Maybe because every church we love and now attend had to be started somewhere by someone.


Maybe because roughly 3,500-4,000 churches close each year in the United States.


Maybe because new churches reach 6-8 times more unchurched people than established churches.


Maybe because it takes approximately 1 church per 1,000 people for adequate presence in a community.


Maybe because church attendance as a percentage of population has been in decline in the US.

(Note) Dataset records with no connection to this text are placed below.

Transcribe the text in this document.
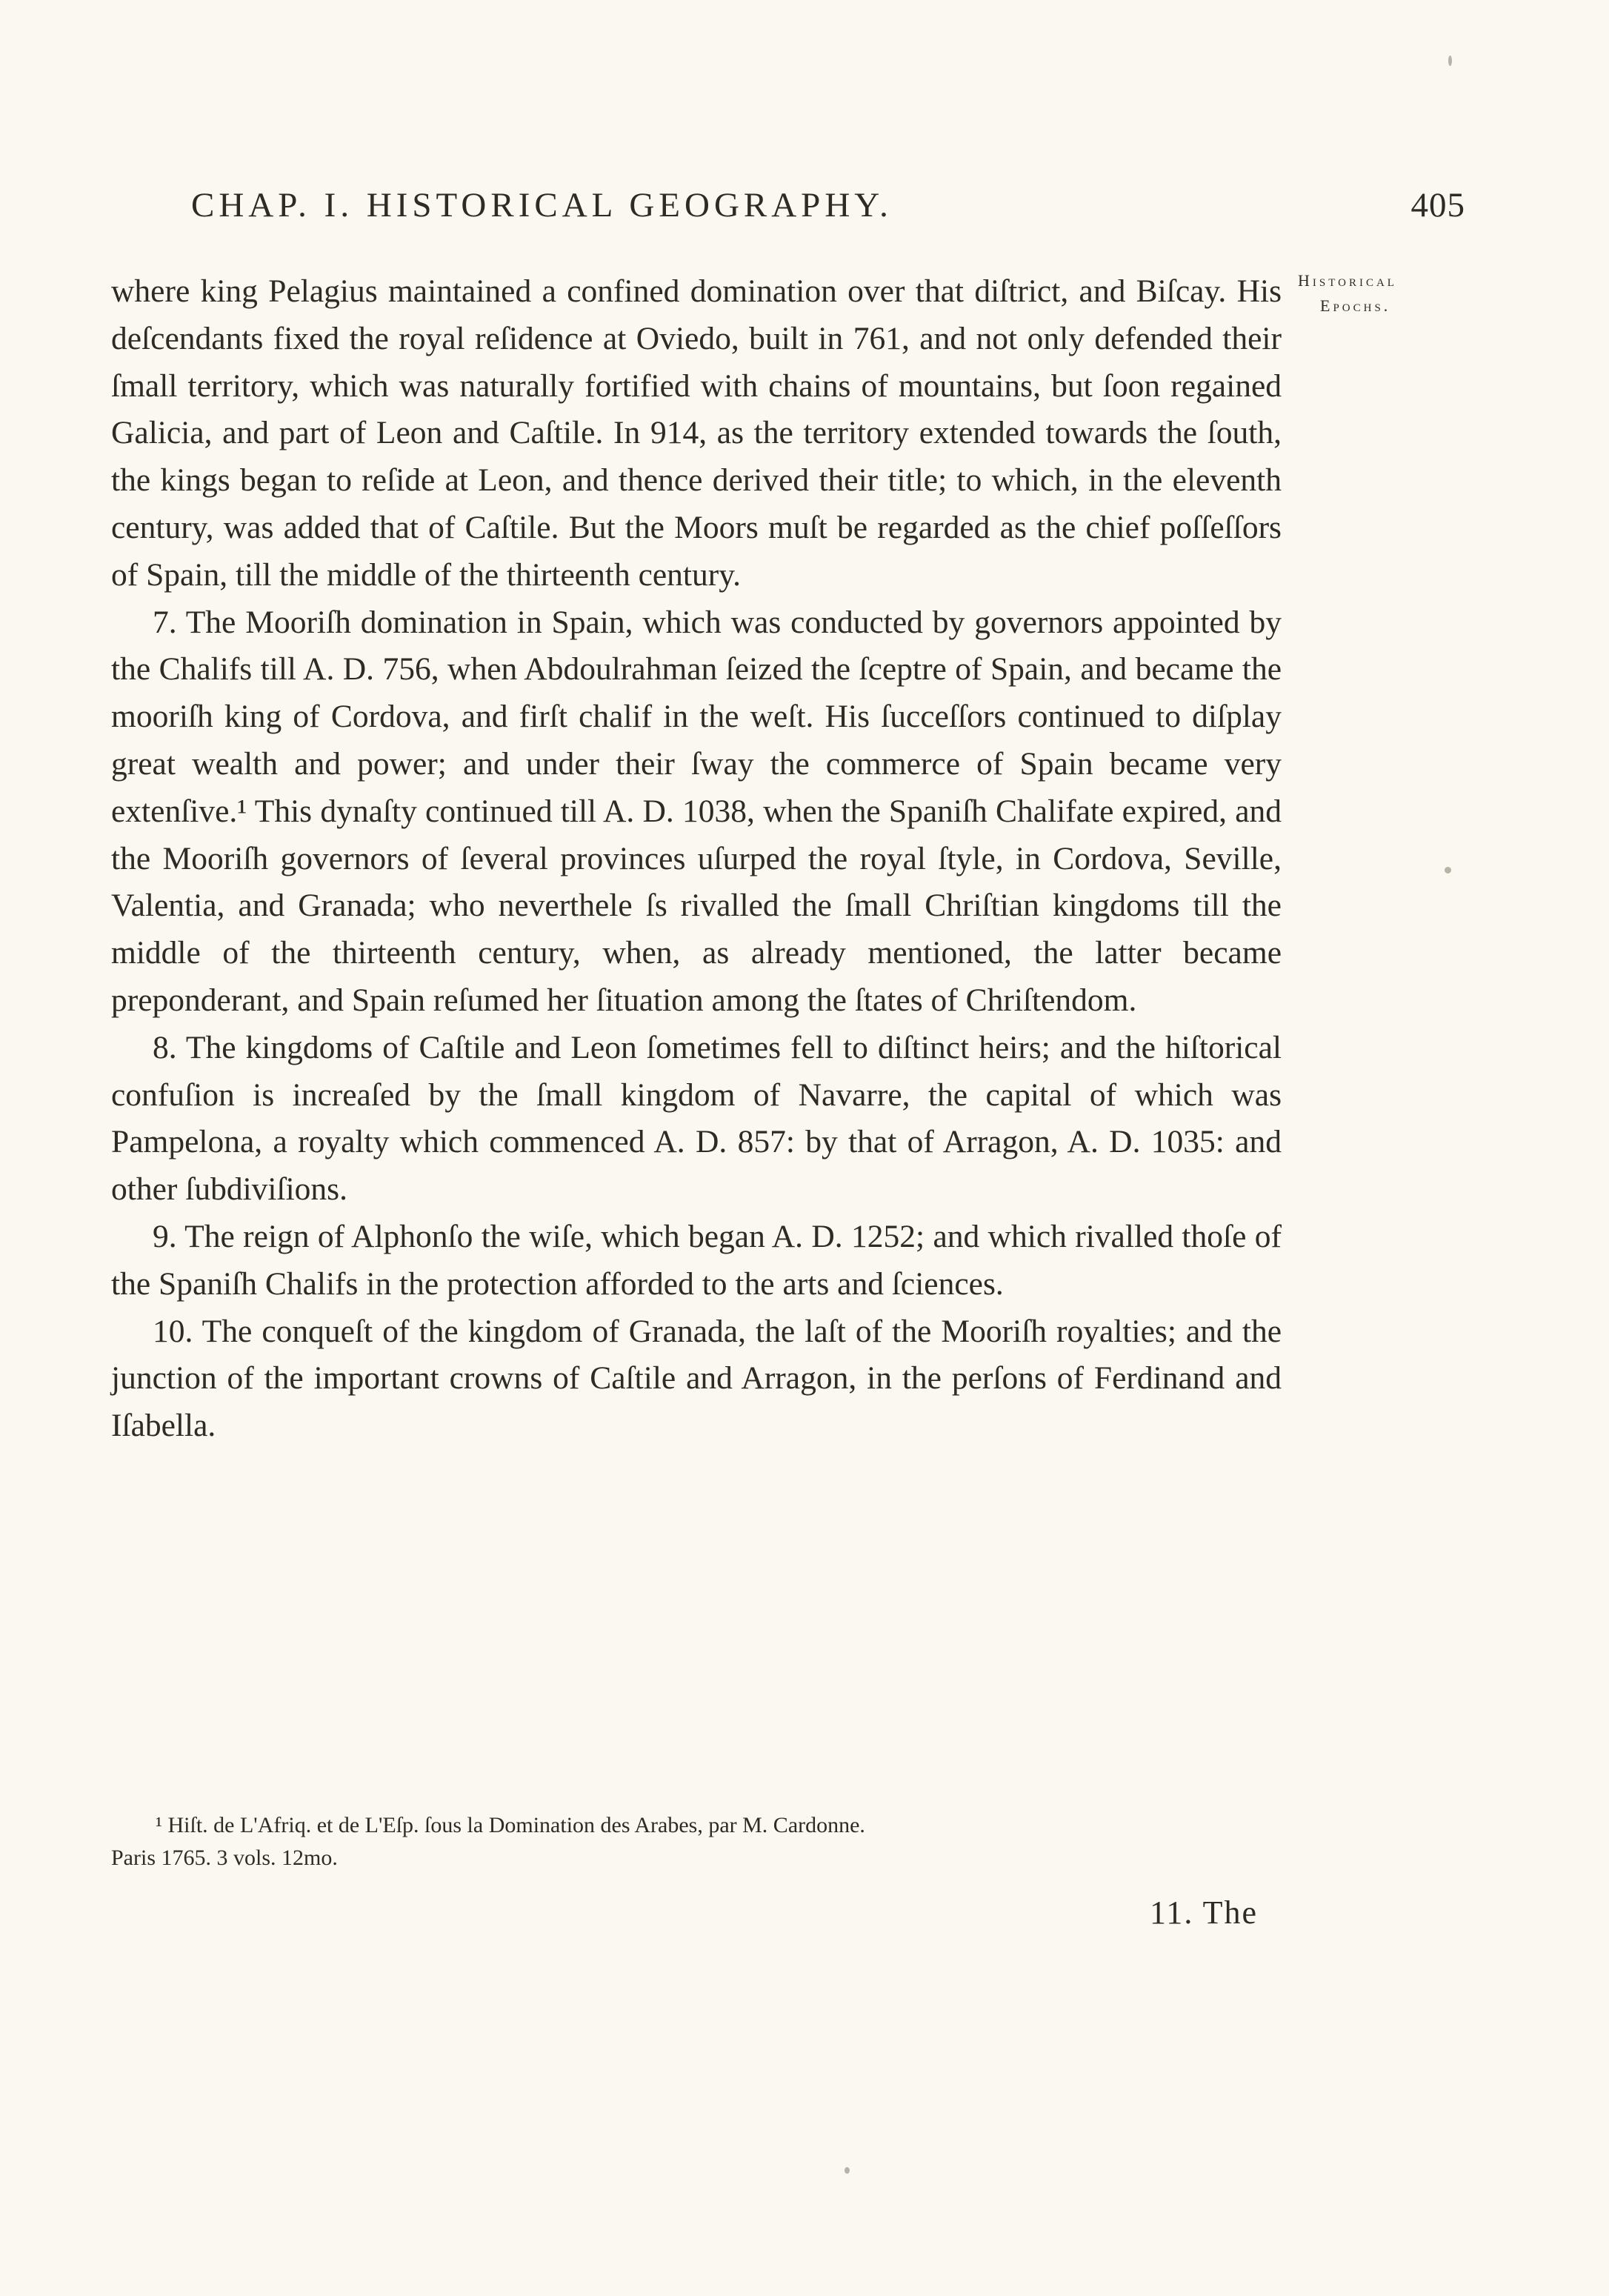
CHAP. I. HISTORICAL GEOGRAPHY.	405
Historical
Epochs.

where king Pelagius maintained a confined domination over that diſtrict, and Biſcay. His deſcendants fixed the royal reſidence at Oviedo, built in 761, and not only defended their ſmall territory, which was naturally fortified with chains of mountains, but ſoon regained Galicia, and part of Leon and Caſtile. In 914, as the territory extended towards the ſouth, the kings began to reſide at Leon, and thence derived their title; to which, in the eleventh century, was added that of Caſtile. But the Moors muſt be regarded as the chief poſſeſſors of Spain, till the middle of the thirteenth century.

7. The Mooriſh domination in Spain, which was conducted by governors appointed by the Chalifs till A. D. 756, when Abdoulrahman ſeized the ſceptre of Spain, and became the mooriſh king of Cordova, and firſt chalif in the weſt. His ſucceſſors continued to diſplay great wealth and power; and under their ſway the commerce of Spain became very extenſive.¹ This dynaſty continued till A. D. 1038, when the Spaniſh Chalifate expired, and the Mooriſh governors of ſeveral provinces uſurped the royal ſtyle, in Cordova, Seville, Valentia, and Granada; who neverthele ſs rivalled the ſmall Chriſtian kingdoms till the middle of the thirteenth century, when, as already mentioned, the latter became preponderant, and Spain reſumed her ſituation among the ſtates of Chriſtendom.

8. The kingdoms of Caſtile and Leon ſometimes fell to diſtinct heirs; and the hiſtorical confuſion is increaſed by the ſmall kingdom of Navarre, the capital of which was Pampelona, a royalty which commenced A. D. 857: by that of Arragon, A. D. 1035: and other ſubdiviſions.

9. The reign of Alphonſo the wiſe, which began A. D. 1252; and which rivalled thoſe of the Spaniſh Chalifs in the protection afforded to the arts and ſciences.

10. The conqueſt of the kingdom of Granada, the laſt of the Mooriſh royalties; and the junction of the important crowns of Caſtile and Arragon, in the perſons of Ferdinand and Iſabella.

¹ Hiſt. de L'Afriq. et de L'Eſp. ſous la Domination des Arabes, par M. Cardonne.
Paris 1765. 3 vols. 12mo.
11. The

Maybe because places like St Johns County, Florida that are experiencing rapid population growth need new churches to maintain the same church-to-population ratio


Maybe because studies show that areas with higher church density tend to have lower rates of crime and higher rates of community well-being


Maybe because the church we planted in Granger, IN, Gospel City Church, was the most life changing experience for me and others that I’ve ever seen!


People would often say that Jesus was baked into the walls at Gospel City. They felt His presence as they walked through the door. As we worshiped, opened our Bibles to hear what God wanted to say to His church, as we loved and cared for the people God brought, and they loved and cared for us, God began to change a whole community of people for His glory.


Miraculously, Gospel City planted 8 other churches in our 13 years there. Those 8 churches are also planting churches. In the thirty years that we have been in ministry, church planting has had the most kingdom impact than anything else we have experienced. The lives changed are a testimony to what God can do when people take Him at His Word. He will build His church and the gates of hell will not prevail against it. (Matthew 16:18)


Is planting a church extreme? Maybe, but I know a God who went to extreme measures to seek and save me. Jesus left the perfection of heaven to come and plant himself here in this fallen world for 33 years in a human body. He lived a perfect life because He needed to live out the perfection of all who would become His. Jesus died a painful death on a cross and absorbed God’s wrath for all the sin that all of His children have and will commit. Jesus became sin for any who will repent and believe so that in Him, those people will become the righteousness of God. ( 2 Corinthians 5:21)


Is church planting extreme? Yes! It’s extremely important.